Stausee trockengelegt

„Schutz von Leben und Gesundheit“ – Schwarzenbachtalsperre darf nicht betreten werden – Gesperrtes Gelände

„Schutz von Leben und Gesundheit“ – Schwarzenbachtalsperre darf nicht betreten werden – Gesperrtes Gelände
Schilder und Absperrungen an der Schwarzenbachtalsperre. Foto: EnBW/Franziska Fahrbach

Forbach, 02.05.2026, Bericht: Redaktion Für Revisionsarbeiten an der Staumauer bleibt die Schwarzenbachtalsperre bis voraussichtlich Oktober 2026 leer, teilt die Pressestelle der EnBW Energie Baden-Württemberg AG mit.
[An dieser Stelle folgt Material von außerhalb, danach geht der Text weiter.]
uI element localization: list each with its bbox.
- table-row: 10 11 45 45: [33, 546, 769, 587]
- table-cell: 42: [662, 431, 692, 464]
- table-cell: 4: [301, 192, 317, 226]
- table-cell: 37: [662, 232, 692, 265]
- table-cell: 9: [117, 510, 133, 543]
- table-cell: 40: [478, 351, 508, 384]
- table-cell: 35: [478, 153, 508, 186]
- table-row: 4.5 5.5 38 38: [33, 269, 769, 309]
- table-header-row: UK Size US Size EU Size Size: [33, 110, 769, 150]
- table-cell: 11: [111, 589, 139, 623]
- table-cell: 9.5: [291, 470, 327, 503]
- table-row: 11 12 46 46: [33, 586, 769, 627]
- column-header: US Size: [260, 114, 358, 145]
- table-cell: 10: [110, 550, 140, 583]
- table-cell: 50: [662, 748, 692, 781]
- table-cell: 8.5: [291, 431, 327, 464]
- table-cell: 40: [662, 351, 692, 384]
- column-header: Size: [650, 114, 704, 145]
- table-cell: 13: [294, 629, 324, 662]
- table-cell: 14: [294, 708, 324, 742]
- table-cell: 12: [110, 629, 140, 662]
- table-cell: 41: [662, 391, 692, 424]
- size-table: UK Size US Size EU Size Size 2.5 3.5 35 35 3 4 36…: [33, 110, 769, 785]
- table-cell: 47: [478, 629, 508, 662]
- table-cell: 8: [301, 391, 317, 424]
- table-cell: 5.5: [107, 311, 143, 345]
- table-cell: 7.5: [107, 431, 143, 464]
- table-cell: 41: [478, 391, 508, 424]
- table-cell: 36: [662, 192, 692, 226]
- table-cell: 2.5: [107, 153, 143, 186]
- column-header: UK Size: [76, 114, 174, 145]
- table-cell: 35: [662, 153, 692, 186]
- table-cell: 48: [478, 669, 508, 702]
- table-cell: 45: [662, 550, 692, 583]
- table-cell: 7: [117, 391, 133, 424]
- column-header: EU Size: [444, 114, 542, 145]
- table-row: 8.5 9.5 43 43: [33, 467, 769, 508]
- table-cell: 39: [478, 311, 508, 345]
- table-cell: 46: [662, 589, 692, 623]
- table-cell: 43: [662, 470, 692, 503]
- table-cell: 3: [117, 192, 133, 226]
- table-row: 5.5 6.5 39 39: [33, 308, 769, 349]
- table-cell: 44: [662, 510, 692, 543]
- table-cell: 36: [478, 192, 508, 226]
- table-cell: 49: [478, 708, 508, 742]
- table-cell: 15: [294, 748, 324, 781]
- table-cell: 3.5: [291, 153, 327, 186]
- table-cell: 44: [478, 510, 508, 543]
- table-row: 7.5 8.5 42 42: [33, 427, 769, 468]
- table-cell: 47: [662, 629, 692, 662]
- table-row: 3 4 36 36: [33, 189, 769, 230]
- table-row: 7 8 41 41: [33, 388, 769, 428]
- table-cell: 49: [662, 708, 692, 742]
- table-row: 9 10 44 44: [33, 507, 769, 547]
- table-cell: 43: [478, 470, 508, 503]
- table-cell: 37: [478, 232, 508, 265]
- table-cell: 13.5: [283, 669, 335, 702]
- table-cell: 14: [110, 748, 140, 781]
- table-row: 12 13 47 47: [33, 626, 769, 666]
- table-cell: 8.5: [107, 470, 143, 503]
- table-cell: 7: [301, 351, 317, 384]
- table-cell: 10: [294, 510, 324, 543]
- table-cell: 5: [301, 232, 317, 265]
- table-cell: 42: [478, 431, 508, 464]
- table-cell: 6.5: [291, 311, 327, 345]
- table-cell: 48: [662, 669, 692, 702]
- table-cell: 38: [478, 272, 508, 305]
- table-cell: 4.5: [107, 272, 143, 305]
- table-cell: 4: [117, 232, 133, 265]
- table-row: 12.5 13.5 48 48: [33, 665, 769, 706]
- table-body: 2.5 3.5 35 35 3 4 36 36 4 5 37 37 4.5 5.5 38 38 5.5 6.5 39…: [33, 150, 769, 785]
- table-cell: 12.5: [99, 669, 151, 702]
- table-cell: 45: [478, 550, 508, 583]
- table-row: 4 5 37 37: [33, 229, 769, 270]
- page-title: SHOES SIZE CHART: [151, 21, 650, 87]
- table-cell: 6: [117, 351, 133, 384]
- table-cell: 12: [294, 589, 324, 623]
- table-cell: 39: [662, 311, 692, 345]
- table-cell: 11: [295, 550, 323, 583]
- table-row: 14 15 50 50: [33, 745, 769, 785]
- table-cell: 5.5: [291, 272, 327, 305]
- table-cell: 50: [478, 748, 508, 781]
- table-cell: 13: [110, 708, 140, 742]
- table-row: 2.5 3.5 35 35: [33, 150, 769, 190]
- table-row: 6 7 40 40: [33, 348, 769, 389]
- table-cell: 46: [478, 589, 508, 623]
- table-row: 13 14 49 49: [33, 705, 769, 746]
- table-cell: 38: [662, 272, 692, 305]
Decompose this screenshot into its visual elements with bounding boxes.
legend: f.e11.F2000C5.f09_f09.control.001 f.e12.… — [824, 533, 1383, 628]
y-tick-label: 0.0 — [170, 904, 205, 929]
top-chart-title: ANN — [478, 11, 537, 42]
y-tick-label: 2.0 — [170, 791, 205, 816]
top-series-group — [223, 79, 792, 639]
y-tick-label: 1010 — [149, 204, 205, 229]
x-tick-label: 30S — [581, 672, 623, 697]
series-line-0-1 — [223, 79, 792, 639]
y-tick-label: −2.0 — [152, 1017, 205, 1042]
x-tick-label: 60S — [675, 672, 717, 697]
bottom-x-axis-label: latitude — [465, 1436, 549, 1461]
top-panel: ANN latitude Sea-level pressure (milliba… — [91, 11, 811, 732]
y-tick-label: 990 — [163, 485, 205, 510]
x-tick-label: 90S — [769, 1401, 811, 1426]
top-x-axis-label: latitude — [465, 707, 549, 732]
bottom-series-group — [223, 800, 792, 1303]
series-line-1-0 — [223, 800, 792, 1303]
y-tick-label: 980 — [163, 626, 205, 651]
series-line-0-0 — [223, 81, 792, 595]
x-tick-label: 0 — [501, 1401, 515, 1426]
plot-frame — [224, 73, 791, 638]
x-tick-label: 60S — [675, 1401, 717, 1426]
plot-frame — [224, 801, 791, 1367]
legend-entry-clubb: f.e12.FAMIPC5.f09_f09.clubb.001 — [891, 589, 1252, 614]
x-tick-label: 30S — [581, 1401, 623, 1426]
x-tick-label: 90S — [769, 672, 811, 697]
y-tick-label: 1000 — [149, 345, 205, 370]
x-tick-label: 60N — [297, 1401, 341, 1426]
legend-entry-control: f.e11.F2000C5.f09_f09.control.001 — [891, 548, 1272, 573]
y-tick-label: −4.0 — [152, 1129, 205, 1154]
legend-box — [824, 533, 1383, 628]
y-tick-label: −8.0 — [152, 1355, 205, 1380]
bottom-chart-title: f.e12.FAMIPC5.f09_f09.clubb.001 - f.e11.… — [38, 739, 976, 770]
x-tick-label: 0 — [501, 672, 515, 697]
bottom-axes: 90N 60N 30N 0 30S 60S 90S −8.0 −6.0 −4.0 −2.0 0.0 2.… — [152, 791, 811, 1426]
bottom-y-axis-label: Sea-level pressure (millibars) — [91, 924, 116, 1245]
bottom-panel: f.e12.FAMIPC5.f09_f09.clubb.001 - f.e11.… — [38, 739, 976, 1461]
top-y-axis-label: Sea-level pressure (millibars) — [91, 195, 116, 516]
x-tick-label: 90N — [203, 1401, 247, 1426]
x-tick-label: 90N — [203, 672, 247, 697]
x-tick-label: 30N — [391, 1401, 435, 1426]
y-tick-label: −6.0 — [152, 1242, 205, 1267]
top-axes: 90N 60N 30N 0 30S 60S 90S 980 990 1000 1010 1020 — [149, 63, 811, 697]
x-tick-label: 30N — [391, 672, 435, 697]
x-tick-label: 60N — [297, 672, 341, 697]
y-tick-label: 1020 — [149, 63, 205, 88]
Während der Bauzeit sind das trockengelegte Becken und einzelne Wege gesperrt, Besucher werden gebeten, die Hinweise vor Ort zu beachten, denn der seltene Anblick lockt derzeit zahlreiche Menschen nach Forbach. Zum vierten Mal in ihrer Geschichte ist die Schwarzenbachtalsperre vollständig entleert. «Wir freuen uns über das große Interesse an diesem für die Stromerzeugung im Schwarzwald so wichtigen Ort», wird Ulrich Rost, Leiter Wasserkraft Süd bei der EnBW, in der Mitteilung des Energieversorgers zitiert. «Bei aller Begeisterung bitten wir die Besucherinnen und Besucher jedoch dringend, sich zu ihrem eigenen Schutz an die Absperrungen und Hinweise vor Ort zu halten.»

 

Der Zugang zum Uferbereich sowie zum Grund des trockengelegten Stausees ist aus Sicherheitsgründen gesperrt. Der Untergrund sei nicht tragfähig, erklärt die EnBW. «Große Bereiche bestehen aus sehr wasserhaltigen Sedimenten, in denen man einsinken kann. Betroffene können sich häufig nicht mehr selbstständig befreien. Hinzu kommen Abrisskanten, ungesicherte Böschungen, bauliche Anlagen sowie kurzfristige Veränderungen der Wasserstände, die zusätzliche Risiken bergen», warnt das Unternehmen.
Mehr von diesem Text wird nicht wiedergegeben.